Quel sollievo neppure tanto nascosto per lo scioglimento anticipato delle Camere

Se non le avete già viste in televisione, vi prego di guardare bene, sui giornali che le hanno pubblicate, o navigando un pò in internet, le immagini dell’udienza di Sergio Mattarella a Mario Draghi per le ridimissioni del governo, propedeutiche allo scioglimento anticipato delle Camere elette nel 2018. E consumatesi attorno alla infausta “centralità” dei grillini. 

Titolo di Avvenire
Le dimissioni di Draghi al Quirinale

Il capo dello Stato e il presidente del Consiglio, andato da lui dopo la miserevole fiducina del Senato e gli onori militari resigli nel cortile del Quirinale, vi sembrano turbati, avviliti, nervosi e quant’altro? A me appaiono sollevati, se non addirittura felici. Nè l’uno né l’altro ce la facevano più a sopportare lo spettacolo di partiti -“rinviati a settembre”, ha giustamente titolato Avvenire pensando alle urne del 25- che stavano con un piede nella maggioranza di unità nazionale, promossa dal capo dello Stato un anno e mezzo fa, e l’altro fuori. 

Via, quanto poteva durare ancora quello spettacolo, diventato frenetico dopo la corposa scissione del MoVimento 5 Stelle consumata dal ministro degli Esteri Luigi Di Maio? Dietro alla quale Giuseppe Conte aveva visto e persino indicato la mano di Draghi intossicando ulteriormente i rapporti nella maggioranza e, più in generale, il dibattito politico. E’ stata persino igienica la decisione, a quel punto, di accorciare a due mesi una campagna elettorale che rischiava di durarne sei o addirittura nove, visto che qualche settimana fa si parlava di elezioni a maggio, stiracchiando il più possibile la durata di una legislatura già guadagnatasi non a torto la qualifica della “più pazza del mondo”.

Intervista di Berlusconi al Corriere della Sera

Sotto questo aspetto Silvio Berlusconi non ha torto a sostenere nelle numerose interviste rilasciate nelle ultime ore che Draghi fosse “stanco” -come aveva già detto di lui due anni fa Giuseppe Conte a Palazzo Chigi per esorcizzarne l’arrivo al suo posto- e non vedesse l’ora di staccare la spina alla legislatura. Dove Berlusconi ha torto -e torto marcio, come un dilettante della politica, e non ormai un professionista quale dovrebbe sentirsi dopo una trentina d’anni di mestiere- è nel diniego di avere contribuito alla stanchezza di Draghi e all’incidente che ha provocato la crisi. Egli avrebbe più prudentemente dovuto lasciarne la responsabilità tutta a Conte e ai grillini, che se l’erano assunta alla luce del sole. E’ ciò che gli stanno rimproverando in fondo quelli usciti o in via di uscita da Forza Italia: Andrea Cangini, Renato Brunetta, Mariastella Gelmini, in ordine rigorosamente alfabetico sino al momento in cui scrivo, appeso all’indecisione di Mara Carfagna. 

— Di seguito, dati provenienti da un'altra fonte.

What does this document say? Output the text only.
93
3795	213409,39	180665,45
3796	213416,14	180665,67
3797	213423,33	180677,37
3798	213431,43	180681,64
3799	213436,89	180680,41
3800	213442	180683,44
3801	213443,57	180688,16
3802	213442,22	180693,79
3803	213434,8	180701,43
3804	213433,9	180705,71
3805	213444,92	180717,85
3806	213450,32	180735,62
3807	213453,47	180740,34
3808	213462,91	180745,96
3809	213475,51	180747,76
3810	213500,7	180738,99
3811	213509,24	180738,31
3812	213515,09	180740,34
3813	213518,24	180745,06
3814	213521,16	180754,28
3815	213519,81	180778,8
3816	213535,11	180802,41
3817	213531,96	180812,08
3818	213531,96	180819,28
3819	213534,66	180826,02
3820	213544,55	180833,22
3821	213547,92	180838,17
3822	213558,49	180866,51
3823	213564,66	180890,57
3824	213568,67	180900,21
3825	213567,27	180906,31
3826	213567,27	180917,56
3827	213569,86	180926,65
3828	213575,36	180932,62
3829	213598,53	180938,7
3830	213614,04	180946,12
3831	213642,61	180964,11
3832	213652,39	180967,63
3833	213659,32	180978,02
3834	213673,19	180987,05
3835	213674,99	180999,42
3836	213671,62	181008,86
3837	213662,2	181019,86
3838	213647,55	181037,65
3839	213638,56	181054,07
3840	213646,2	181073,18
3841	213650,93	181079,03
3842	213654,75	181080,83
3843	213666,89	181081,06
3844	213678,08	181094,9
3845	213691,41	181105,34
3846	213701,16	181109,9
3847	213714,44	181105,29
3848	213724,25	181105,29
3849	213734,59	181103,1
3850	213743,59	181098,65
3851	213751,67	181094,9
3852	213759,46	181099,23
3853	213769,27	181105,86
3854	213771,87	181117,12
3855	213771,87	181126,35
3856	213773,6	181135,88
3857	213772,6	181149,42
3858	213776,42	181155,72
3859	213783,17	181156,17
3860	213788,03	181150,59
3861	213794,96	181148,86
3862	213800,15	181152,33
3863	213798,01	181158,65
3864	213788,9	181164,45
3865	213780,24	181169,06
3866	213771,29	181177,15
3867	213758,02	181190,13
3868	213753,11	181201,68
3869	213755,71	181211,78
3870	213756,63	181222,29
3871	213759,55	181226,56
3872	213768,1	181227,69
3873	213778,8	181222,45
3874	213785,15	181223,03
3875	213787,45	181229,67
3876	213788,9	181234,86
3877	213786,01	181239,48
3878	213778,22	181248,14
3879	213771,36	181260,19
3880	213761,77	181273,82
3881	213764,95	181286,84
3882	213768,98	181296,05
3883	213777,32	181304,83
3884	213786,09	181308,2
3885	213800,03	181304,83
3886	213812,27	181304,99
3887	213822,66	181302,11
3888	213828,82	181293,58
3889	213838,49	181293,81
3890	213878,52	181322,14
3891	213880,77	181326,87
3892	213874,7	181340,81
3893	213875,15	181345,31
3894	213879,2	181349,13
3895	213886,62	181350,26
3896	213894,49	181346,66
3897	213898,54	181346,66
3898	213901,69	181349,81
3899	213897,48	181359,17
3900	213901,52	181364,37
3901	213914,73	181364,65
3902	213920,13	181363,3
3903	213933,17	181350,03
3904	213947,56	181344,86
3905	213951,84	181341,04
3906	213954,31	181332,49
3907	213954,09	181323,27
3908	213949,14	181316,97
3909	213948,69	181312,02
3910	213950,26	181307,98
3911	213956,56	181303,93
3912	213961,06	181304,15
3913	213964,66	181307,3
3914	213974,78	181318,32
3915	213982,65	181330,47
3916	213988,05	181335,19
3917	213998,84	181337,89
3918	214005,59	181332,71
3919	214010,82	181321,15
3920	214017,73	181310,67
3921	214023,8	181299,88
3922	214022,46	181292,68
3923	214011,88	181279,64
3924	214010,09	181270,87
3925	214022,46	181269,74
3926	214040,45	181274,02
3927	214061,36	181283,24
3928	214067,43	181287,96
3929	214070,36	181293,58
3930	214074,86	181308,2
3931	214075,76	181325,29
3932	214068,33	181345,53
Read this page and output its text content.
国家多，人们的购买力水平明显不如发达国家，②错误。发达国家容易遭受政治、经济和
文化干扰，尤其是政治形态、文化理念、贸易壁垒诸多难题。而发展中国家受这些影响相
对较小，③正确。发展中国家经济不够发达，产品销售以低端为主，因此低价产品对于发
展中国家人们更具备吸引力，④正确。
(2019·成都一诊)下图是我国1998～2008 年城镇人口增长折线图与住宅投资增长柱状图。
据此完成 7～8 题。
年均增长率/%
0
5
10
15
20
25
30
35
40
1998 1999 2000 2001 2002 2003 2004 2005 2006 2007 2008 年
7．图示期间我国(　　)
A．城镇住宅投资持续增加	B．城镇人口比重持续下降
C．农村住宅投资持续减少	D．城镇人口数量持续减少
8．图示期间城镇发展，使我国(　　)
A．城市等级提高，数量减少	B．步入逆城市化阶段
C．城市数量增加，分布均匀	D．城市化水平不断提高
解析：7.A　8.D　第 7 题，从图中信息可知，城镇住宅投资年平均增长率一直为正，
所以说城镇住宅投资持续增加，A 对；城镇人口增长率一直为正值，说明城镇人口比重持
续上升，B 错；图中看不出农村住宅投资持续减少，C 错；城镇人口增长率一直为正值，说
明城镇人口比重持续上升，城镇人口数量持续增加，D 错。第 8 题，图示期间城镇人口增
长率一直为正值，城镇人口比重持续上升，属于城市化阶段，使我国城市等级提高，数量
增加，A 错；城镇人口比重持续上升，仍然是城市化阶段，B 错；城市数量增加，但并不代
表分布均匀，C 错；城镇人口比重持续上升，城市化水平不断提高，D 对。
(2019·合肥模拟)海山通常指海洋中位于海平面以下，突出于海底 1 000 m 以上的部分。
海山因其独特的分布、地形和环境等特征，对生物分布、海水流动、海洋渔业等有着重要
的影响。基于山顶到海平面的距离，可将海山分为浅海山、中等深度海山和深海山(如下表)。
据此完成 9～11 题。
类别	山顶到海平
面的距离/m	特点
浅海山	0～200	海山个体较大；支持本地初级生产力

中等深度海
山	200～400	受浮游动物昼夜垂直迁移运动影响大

Mariastella Gelmini e Renato Brunetta

Invece il Cavaliere, incapace di trattenere la vocazione alla gestione proprietaria o aziendalista del suo partito, ha liquidato come “ingenerosi” i dissidenti e -nella foga polemica, per contrastarne le loro critiche- ha rivendicato non solo più esperienza ma anche “più intelligenza” rispetto a Matteo Salvini. Di cui invece ha soddisfatto in pieno l’interesse a partecipare alle pugnalate a Draghi al Senato, negandogli la fiducia, per fronteggiare la concorrenza elettorale di Giorgia Meloni all’interno del centrodestra. 

Vignetta della Stampa
Vignetta della Gazzetta del Mezzogiorno

Ora, volente o nolente, per quanti sforzi vorrà o potrà fare per sottrarvisi, Berlusconi è condannato a vivere la campagna elettorale come nella vignetta di Nico Pillinini sulla risorta Gazzetta del Mezzogiorno, dove lui con Conte e Salvini si alternano a schiaffeggiare Draghi di spalle chiedendogli chi è stato. O nella vignetta ancora più politica e calzante del vecchio Sergio Staino sulla Stampa che festeggia l’arrivo di Brunetta, Gelmini e Carfagna nel “nuovo ulivo” del Pd di Enrico Letta. Ah, Cavaliere, Cavaliere.